Shilpanatanam is a style of movement and choreographic vision conceived by Maya Kulkarni that departs from the structures of classical dance technique and conventional dramaturgy. Unlike its predecessor, Shilpanatanam is par excellence a narrative dance form that sidesteps the traditional focus on devotional poetics. Instead, it taps into the wider world of literature and poetry.‘Shilpa’ includes sculptures, paintings, and architecture in its broad meaning while ‘Natanam’ refers to movement, expression, and rhythm. Shilpanatanam brings static images to life with movement and narratives. In it, stories become dancing metaphors about human conditions; they enjoin the past to the present. Such a project requires a new language; Shilpanatanam is that language.
Dancers

Bharathi has over 10 years of professional training in Bharatnatyam under Shri Justin McCarthy.
Her credentials include a Post graduate diploma in Bharatanatyam and a Yoga Teachers Training Program certification from Krishnamacharya Yoga Mandiram.
She has been a part of several performances worldwide, the highlight of which has been her performance as the lead protagonist in an Indian National Award-Winning documentary, O Friend, This Waiting, directed by Justin McCarthy & Sandhya Kumar, and screened in Delhi, Mumbai, Bangalore, San Francisco & Paris. She has appeared in both solo and group performances such as the Dance Season & Drive East events of Navatman Dance Company in New York, the India Revival Group, showcasing Incredible India, in Montreal & Toronto, the Rukmani Devi Arundale Music and Dance Festival, the Sangeeth Natak Academy Awards and in several of Justin McCarthy’s Bharatnatyam Dance productions. Her teaching experiences stem from a combination of working at some of the most prestigious institutions such as Shriram Bharatiya Kala Kendra in New Delhi and Delhi Tamil Sangham.
DR. KAUSTAVI SARKAR
Dr. Kaustavi Sarkar, Assistant Professor of Dance at the University of North Carolina in Charlotte, is an Odissi (eastern Indian traditional art form) soloist, scholar, and educator. Disciple of Guru Sujata Mohapatra, Guru Ratikant Mohapatra, and Guru Poushali Mukherjee, Sarkar has received national awards and scholarships from the Ministry of Culture, India. She has represented India at the Commonwealth Day Celebrations in Sri Lanka 2007 and has received numerous national fellowships and awards by the Ministry of Culture and Tourism, India. She has performed over the past two decades as a soloist and as ensemble member with Srjan Guru Kelucharan Mohapatra Dance Ensemble and with Uday Shankar India Culture Center.
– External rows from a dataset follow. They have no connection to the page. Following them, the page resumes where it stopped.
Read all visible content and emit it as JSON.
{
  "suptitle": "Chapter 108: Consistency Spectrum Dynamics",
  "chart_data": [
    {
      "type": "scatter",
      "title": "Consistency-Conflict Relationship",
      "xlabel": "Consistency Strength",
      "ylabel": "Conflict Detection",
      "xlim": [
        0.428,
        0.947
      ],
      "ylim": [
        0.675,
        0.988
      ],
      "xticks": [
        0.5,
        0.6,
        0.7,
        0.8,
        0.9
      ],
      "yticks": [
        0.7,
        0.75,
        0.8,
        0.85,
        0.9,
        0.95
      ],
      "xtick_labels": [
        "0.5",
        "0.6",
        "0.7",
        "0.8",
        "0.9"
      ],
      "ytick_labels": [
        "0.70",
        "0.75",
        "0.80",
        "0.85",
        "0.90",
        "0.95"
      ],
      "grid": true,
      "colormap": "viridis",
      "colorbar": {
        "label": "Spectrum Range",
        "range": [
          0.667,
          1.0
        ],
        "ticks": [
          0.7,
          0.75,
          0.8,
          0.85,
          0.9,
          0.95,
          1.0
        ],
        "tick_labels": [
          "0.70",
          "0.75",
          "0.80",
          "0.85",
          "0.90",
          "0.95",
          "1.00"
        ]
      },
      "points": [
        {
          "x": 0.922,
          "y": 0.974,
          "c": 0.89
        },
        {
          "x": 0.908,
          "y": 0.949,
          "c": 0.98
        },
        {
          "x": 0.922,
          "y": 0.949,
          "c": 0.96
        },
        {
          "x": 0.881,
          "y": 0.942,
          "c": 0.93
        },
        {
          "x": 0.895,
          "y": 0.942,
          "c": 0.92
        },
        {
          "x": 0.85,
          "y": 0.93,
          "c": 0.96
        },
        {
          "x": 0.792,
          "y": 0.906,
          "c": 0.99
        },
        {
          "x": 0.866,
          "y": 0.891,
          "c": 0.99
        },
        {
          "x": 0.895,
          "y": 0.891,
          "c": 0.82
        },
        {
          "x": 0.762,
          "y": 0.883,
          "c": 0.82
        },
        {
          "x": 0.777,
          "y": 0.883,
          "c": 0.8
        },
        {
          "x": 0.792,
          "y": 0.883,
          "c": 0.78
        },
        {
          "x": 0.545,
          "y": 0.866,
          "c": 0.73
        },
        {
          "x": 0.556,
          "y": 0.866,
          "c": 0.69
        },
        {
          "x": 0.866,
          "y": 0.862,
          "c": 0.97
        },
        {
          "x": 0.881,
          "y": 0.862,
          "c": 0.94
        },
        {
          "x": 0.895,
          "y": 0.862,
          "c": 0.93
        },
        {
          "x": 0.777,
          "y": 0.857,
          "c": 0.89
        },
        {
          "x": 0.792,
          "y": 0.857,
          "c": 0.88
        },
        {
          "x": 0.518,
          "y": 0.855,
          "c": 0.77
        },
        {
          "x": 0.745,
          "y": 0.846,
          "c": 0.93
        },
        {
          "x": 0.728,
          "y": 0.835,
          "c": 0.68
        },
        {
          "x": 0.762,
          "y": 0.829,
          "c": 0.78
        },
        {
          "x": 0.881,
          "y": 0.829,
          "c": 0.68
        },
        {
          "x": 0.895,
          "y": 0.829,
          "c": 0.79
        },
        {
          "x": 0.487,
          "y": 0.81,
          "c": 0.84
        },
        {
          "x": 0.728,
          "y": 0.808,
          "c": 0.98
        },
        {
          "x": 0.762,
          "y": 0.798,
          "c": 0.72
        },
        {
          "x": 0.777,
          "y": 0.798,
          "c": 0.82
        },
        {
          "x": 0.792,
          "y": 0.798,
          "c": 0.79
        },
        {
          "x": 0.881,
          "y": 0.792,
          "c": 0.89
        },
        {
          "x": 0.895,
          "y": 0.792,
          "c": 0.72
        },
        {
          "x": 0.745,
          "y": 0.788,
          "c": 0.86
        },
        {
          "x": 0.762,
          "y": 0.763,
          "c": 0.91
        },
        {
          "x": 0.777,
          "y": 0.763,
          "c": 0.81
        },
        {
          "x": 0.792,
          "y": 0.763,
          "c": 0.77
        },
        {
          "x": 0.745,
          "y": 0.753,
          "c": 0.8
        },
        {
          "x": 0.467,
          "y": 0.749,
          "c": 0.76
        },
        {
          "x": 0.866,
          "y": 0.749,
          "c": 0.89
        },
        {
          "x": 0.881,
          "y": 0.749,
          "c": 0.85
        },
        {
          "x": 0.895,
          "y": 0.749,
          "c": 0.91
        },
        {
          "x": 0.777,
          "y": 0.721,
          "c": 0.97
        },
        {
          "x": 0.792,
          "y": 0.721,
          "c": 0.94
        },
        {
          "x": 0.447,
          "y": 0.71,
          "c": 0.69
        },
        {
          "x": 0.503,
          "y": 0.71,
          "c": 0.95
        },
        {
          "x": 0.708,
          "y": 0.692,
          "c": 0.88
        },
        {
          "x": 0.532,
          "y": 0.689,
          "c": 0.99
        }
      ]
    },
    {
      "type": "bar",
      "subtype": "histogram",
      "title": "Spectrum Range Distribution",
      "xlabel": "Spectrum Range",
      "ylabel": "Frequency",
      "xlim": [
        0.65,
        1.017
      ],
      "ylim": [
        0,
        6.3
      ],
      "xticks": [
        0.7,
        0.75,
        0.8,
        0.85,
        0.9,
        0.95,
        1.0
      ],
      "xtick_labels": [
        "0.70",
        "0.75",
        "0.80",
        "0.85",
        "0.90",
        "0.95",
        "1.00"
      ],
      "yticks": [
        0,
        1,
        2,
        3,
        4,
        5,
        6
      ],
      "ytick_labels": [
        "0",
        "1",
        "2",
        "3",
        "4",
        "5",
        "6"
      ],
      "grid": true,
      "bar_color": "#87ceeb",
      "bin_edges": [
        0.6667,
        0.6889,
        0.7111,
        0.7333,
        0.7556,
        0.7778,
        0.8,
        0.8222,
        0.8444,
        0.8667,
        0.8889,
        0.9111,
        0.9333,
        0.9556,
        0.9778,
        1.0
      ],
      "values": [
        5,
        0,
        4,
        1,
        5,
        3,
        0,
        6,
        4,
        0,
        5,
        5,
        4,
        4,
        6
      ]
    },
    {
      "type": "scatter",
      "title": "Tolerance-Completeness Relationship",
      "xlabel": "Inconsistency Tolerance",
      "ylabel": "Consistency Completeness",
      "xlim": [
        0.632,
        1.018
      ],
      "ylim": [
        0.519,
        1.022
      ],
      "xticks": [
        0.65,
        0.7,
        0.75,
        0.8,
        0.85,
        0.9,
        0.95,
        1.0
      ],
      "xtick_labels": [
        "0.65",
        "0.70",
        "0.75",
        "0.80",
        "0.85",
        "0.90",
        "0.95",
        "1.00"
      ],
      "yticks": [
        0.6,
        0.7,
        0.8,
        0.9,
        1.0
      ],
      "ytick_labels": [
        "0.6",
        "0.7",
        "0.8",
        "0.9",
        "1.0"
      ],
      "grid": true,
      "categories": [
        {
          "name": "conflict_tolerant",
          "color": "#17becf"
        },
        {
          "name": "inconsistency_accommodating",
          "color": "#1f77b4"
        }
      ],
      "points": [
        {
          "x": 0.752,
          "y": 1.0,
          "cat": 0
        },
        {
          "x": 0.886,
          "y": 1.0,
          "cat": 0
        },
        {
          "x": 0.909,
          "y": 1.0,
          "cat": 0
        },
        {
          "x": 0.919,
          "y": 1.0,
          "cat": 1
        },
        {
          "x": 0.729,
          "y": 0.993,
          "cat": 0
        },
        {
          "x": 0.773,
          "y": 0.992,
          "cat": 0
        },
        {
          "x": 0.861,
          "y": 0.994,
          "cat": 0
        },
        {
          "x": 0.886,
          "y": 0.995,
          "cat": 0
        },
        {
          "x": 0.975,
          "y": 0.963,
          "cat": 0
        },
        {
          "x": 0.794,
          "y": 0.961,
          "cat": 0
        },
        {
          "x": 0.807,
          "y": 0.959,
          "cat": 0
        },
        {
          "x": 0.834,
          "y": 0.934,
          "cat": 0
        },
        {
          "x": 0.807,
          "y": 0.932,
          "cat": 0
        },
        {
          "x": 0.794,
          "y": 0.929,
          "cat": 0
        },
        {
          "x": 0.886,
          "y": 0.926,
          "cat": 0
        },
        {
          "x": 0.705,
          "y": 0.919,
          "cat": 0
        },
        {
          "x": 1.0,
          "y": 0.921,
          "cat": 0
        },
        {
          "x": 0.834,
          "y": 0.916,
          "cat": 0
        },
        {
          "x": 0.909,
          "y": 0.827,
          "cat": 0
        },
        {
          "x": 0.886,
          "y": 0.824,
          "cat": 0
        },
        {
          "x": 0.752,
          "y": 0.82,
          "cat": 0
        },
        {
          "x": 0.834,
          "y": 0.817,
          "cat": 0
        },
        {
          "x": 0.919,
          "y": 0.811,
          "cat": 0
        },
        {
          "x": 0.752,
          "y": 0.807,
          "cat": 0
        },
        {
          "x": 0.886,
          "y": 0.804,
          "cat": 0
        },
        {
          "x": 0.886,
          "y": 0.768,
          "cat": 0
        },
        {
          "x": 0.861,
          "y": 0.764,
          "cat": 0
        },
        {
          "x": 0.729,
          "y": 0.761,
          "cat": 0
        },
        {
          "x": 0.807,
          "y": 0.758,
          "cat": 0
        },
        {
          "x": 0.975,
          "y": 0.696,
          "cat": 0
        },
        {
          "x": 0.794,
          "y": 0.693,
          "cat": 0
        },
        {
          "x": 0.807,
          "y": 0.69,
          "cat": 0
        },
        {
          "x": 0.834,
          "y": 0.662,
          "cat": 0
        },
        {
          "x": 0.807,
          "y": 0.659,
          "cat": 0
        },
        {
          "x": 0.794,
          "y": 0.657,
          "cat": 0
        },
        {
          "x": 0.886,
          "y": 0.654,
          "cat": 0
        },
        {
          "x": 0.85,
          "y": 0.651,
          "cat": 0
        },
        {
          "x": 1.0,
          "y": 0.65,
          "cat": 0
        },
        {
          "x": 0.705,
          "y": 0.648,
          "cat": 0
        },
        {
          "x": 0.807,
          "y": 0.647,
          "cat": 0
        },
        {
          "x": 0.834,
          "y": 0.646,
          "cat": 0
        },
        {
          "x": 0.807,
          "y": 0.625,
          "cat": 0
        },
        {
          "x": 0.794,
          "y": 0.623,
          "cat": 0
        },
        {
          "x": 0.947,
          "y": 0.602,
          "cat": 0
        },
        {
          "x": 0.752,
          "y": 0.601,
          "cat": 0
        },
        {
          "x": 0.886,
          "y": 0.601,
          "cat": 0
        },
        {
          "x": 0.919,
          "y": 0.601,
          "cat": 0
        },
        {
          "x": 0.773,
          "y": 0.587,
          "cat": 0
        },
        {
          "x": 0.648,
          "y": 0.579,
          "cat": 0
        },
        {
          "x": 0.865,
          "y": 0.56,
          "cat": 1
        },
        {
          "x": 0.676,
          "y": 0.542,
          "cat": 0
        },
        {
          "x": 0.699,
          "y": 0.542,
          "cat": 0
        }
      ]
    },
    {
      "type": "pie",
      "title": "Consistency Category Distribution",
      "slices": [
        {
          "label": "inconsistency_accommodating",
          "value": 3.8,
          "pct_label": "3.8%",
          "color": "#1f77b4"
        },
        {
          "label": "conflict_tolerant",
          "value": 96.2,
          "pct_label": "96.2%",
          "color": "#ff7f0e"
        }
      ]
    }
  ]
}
A two-time NEA awardee and multiple state and regional grant recipient, Sarkar dedicates her creative and scholarly practice to feminist and queer research and pedagogy. Her choreography and scholarship has been featured in Nritya-Darpan, Erasing Borders, American College Dance Association Conference, Dance Studies Association, World Dance Alliance, and Odissi International. She is the founder and manager of “South Asian Dance Intersections”, a journal dedicated to South Asian dance studies.
Sarkar is dedicated to Dr. Maya Kulkarni’s Shilpanatanam as a research project. She has performed to wide acclaim two pieces choreographed by Kulkarni, Woman with a Parrot and An Impossible Romance in New Jersey, New York, North Carolina, and Ohio.

SHALINI BASU
Shalini Basu is a New York based Indian Classical Dancer. Since 2012, Shalini has been studying Odissi under the tutelage of Guru Kaustavi Sarkar and frequently offers solo performances in Ohio, North Carolina, and New York. In January 2021, Shalini was recognized nationally as the first Odissi dancer to win the National YoungArts award for Dance. Since then, Shalini has gone on to win grants awarded through the Ohio Arts Council to work as an apprentice to master artists such as Maya Kulkarni. In December 2024, Shalini completed her undergraduate thesis on Hierarchies in Indian Classical Dance. Currently, Shalini continues to deepen her mental and physical practice of the Indian Classical Arts through Odissi, under Kaustavi Sarkar, and through Shilpanatanam, under Maya Kulkarni.